Li, Yunfei Pail, Kathleen J. Propert, and Paul R. Rosenbaum (2001). "Balanced Risk Set Matching". In: Journal of the American Statistical Association 96.455, pp. 870-882.
Lu, Bo (2005). "Propensity Score Matching with Time-Dependent Covariates". In: Biometrics 61.3, pp. 721-728.
Note
Column names starting with a single point (e.g. names like ".variable" or ".id") can not be used in data, because they are used internally, which could lead to weird errors.
Examples
library(data.table)
library(MatchTime)
if (requireNamespace("survival") & requireNamespace("MatchIt") &
requireNamespace("ggplot2")) {
library(survival)
library(MatchIt)
library(ggplot2)
# load some example data from the survival package
data("heart", package="survival")
heart$event <- as.logical(heart$event)
## time-dependent matching, using "transplant" as treatment and only
## "surgery" as variable to match on, with "event" as outcome
m.obj <- match_time(transplant ~ surgery, data=heart, id="id",
match_method="fast_exact", outcomes="event")

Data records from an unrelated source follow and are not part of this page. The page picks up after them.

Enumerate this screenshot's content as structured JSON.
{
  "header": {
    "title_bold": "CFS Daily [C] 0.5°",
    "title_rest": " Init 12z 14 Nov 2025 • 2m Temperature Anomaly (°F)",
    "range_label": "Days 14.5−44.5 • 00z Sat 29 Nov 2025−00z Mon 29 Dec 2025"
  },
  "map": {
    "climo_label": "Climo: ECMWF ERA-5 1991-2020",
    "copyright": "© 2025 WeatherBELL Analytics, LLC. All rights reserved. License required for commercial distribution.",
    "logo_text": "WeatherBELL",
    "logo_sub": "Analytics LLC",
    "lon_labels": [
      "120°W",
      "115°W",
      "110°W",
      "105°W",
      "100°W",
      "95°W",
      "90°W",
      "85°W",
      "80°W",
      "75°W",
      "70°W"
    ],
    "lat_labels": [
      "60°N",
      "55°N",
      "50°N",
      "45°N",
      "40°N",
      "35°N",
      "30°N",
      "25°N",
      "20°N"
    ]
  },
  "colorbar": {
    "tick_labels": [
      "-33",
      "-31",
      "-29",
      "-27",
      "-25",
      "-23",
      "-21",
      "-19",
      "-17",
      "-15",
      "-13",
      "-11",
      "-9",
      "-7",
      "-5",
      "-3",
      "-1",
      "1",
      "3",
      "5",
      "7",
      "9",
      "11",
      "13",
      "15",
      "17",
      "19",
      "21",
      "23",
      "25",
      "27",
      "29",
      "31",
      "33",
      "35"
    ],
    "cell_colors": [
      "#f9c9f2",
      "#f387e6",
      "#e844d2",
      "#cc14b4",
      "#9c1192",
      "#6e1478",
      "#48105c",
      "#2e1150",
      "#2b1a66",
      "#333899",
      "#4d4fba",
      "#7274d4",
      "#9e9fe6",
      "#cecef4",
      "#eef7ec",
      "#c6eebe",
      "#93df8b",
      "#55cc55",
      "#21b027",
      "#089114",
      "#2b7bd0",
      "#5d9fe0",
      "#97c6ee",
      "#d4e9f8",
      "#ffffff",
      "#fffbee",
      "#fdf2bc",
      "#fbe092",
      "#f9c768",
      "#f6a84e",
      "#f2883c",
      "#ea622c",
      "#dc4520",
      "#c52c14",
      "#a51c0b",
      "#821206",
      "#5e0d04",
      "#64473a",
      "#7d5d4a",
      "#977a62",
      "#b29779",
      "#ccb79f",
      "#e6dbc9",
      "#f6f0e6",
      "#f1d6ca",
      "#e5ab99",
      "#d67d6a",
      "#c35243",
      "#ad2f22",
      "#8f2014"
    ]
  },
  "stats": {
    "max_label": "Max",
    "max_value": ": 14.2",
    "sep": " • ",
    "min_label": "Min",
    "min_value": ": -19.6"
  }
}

# show some balance statistics + the resulting sample sizes
summary(m.obj)
# plot the number of cases / controls / potential controls over time
plot(m.obj)
## allow replacement of controls over time
m.obj <- match_time(transplant ~ surgery, data=heart, id="id",
match_method="fast_exact", replace_over_t=TRUE)
## use nearest neighbor matching instead, matching also on continuous "age"

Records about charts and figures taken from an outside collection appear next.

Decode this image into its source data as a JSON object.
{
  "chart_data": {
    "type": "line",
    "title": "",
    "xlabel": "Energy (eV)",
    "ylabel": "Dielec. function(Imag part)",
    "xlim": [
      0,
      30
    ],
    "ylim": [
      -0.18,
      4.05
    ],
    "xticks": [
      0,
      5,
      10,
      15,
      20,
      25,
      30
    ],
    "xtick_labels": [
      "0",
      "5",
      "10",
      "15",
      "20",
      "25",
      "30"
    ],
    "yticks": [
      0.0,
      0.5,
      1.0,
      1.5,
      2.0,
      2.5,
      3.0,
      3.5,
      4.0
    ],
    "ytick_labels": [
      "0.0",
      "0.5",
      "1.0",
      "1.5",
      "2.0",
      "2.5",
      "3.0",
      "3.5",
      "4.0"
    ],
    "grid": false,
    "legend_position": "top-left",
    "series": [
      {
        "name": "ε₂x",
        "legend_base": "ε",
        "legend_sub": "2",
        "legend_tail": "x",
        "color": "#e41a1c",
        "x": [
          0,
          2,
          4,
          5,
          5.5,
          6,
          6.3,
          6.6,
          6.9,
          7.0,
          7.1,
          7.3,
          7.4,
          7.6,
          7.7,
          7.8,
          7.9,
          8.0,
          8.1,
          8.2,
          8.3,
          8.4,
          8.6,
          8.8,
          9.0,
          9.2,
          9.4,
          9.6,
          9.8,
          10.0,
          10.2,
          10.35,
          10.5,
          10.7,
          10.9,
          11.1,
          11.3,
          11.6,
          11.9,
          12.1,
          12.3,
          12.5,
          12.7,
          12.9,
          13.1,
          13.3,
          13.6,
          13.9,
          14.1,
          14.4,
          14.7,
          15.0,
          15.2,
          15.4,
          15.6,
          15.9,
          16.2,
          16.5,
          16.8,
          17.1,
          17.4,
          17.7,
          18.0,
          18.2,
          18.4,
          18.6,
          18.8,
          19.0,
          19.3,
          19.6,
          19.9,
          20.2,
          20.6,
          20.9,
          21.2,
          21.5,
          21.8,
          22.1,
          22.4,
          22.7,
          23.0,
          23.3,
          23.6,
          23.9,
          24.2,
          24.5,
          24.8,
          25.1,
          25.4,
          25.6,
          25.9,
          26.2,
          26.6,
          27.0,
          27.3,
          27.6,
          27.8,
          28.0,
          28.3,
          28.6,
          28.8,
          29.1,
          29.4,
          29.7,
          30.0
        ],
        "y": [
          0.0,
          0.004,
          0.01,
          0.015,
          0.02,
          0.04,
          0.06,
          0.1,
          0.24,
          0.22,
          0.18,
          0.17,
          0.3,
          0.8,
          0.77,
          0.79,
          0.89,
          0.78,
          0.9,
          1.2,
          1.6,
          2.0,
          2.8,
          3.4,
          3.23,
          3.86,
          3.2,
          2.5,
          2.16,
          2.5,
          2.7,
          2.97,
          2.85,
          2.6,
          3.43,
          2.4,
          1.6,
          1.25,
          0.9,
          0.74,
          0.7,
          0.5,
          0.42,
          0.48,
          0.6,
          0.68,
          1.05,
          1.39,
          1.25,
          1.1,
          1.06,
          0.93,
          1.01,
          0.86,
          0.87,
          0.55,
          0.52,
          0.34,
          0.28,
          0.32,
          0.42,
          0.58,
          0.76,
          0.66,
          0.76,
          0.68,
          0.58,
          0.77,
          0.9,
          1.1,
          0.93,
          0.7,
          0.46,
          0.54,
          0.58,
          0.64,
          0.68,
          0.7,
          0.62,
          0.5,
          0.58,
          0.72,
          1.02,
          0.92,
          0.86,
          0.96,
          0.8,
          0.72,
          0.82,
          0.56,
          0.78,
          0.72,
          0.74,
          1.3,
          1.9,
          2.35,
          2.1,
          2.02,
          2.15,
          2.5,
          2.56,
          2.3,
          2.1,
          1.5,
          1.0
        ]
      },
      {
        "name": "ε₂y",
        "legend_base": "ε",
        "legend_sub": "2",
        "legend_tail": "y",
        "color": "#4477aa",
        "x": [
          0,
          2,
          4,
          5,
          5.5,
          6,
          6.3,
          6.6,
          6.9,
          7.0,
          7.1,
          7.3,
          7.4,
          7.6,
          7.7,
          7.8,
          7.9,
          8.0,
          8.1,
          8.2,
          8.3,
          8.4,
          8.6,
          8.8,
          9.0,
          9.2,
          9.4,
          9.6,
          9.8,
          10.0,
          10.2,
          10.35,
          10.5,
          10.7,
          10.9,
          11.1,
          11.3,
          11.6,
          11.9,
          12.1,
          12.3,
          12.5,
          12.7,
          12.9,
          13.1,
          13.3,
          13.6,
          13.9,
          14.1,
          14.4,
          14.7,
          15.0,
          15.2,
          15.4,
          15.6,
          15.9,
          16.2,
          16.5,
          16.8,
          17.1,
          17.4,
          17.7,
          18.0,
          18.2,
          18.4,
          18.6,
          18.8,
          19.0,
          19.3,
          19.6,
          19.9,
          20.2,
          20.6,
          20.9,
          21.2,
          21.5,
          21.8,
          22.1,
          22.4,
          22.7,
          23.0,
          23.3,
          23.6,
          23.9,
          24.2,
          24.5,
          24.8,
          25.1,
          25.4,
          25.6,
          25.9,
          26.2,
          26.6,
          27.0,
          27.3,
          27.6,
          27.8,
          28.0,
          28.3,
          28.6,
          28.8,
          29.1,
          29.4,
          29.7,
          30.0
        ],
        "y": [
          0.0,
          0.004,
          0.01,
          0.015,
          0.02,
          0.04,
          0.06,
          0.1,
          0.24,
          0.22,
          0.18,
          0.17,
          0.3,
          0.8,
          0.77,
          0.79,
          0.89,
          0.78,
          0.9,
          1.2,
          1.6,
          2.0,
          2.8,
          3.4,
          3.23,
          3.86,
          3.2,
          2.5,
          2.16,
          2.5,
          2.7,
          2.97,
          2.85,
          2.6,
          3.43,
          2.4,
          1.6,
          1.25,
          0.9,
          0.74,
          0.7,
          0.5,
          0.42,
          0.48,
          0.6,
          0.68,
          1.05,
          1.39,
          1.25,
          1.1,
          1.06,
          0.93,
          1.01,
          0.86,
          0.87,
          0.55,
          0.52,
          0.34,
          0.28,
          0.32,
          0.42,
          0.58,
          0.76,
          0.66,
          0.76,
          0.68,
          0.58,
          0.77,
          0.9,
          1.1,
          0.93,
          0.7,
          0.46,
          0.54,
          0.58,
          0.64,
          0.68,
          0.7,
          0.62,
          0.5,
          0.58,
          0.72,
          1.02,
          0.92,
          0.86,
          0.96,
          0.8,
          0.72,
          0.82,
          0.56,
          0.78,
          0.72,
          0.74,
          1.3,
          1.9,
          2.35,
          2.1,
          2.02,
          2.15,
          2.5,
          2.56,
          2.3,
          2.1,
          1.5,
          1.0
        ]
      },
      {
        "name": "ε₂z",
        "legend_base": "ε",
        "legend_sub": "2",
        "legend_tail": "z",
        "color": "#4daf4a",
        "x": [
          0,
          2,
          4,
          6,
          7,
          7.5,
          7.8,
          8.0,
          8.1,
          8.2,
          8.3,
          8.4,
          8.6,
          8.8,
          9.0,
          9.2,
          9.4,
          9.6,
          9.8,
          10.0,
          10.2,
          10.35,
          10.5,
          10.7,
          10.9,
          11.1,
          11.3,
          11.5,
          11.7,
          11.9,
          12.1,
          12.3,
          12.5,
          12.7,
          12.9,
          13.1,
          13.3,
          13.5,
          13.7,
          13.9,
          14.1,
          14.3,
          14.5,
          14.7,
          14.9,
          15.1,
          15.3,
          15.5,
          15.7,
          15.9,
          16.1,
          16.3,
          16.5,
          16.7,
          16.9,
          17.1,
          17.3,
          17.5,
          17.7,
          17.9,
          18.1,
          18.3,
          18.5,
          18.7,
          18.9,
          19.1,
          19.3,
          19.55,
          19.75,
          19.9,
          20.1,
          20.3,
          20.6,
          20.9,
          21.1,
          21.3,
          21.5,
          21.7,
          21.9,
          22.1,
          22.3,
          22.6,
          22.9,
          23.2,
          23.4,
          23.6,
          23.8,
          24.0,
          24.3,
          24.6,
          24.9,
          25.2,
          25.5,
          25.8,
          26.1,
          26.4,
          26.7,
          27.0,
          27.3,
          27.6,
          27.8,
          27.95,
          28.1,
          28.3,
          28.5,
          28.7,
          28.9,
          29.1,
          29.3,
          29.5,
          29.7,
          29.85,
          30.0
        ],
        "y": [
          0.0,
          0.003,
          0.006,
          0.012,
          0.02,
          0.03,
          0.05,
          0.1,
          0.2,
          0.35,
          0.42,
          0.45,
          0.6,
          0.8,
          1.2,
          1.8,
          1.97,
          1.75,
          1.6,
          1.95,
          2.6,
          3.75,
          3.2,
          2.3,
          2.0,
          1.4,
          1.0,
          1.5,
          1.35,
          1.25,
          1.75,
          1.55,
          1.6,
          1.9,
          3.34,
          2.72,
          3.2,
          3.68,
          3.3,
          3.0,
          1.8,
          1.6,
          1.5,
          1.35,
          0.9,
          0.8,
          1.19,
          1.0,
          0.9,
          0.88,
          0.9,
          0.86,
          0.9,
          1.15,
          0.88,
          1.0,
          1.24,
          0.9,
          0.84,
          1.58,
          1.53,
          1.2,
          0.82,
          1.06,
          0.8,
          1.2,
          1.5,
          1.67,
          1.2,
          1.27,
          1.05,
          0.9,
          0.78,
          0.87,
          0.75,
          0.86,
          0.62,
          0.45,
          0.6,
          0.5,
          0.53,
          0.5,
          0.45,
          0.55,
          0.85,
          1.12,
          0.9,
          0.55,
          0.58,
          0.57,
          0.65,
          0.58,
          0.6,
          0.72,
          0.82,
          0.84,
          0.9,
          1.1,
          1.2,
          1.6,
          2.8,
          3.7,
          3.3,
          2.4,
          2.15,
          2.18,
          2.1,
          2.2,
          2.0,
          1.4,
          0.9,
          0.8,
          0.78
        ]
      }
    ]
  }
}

# NOTE: this requires the "MatchIt" package
m.obj <- match_time(transplant ~ surgery + age, data=heart, id="id",
match_method="nearest")
summary(m.obj)
}
#> Call:
#> match_time(formula = transplant ~ surgery, data = heart, id = "id",
#> outcomes = "event", match_method = "fast_exact")
#>
#> Summary of Balance for Matched Data at Baseline:
#> Means Treated Means Control Std. Mean Diff. Var. Ratio eCDF Mean
#> age -2.2455396 -3.51152179 NA NA 0.04136592
#> year 3.4669861 3.23169062 NA NA 0.04185837
#> surgery 0.2333333 0.04166667 NA NA 0.19166667
#> eCDF Max
#> age 0.1062802
#> year 0.1014493
#> surgery 0.1916667
#>
#> Sample Sizes:
#> Controls Treated All
#> Matched 54 54 108
#> Unmatched 18 15 33
#> Included 103 69 103
#> Supplied 103 69 103
#>
#> Points in Time:
#> Matching was performed at 43 unique points in time between 1 and 310.
#> Warning: glm.fit: algorithm did not converge
#> Warning: glm.fit: fitted probabilities numerically 0 or 1 occurred
#> Warning: glm.fit: algorithm did not converge
#> Warning: glm.fit: fitted probabilities numerically 0 or 1 occurred
#> Warning: glm.fit: fitted probabilities numerically 0 or 1 occurred
#> Warning: glm.fit: fitted probabilities numerically 0 or 1 occurred
#> Call:
#> match_time(formula = transplant ~ surgery + age, data = heart,
#> id = "id", match_method = "nearest")
#>
#> Summary of Balance for Matched Data at Baseline:
#> Means Treated Means Control Std. Mean Diff. Var. Ratio eCDF Mean
#> eventTRUE 0.4745763 0.4883721 NA NA 0.01379582
#> age -2.5997517 -2.6059883 NA NA 0.04105950
#> year 3.5534519 3.3669198 NA NA 0.03444160
#> surgery 0.1864407 0.1162791 NA NA 0.07016161
#> eCDF Max
#> eventTRUE 0.01379582
#> age 0.12105712
#> year 0.07416880
#> surgery 0.07016161
#>
#> Sample Sizes:
#> Controls Treated All
#> Matched 51 51 102
#> Unmatched 17 18 35
#> Included 103 69 103
#> Supplied 103 69 103
#>
#> Points in Time:
#> Matching was performed at 43 unique points in time between 1 and 310.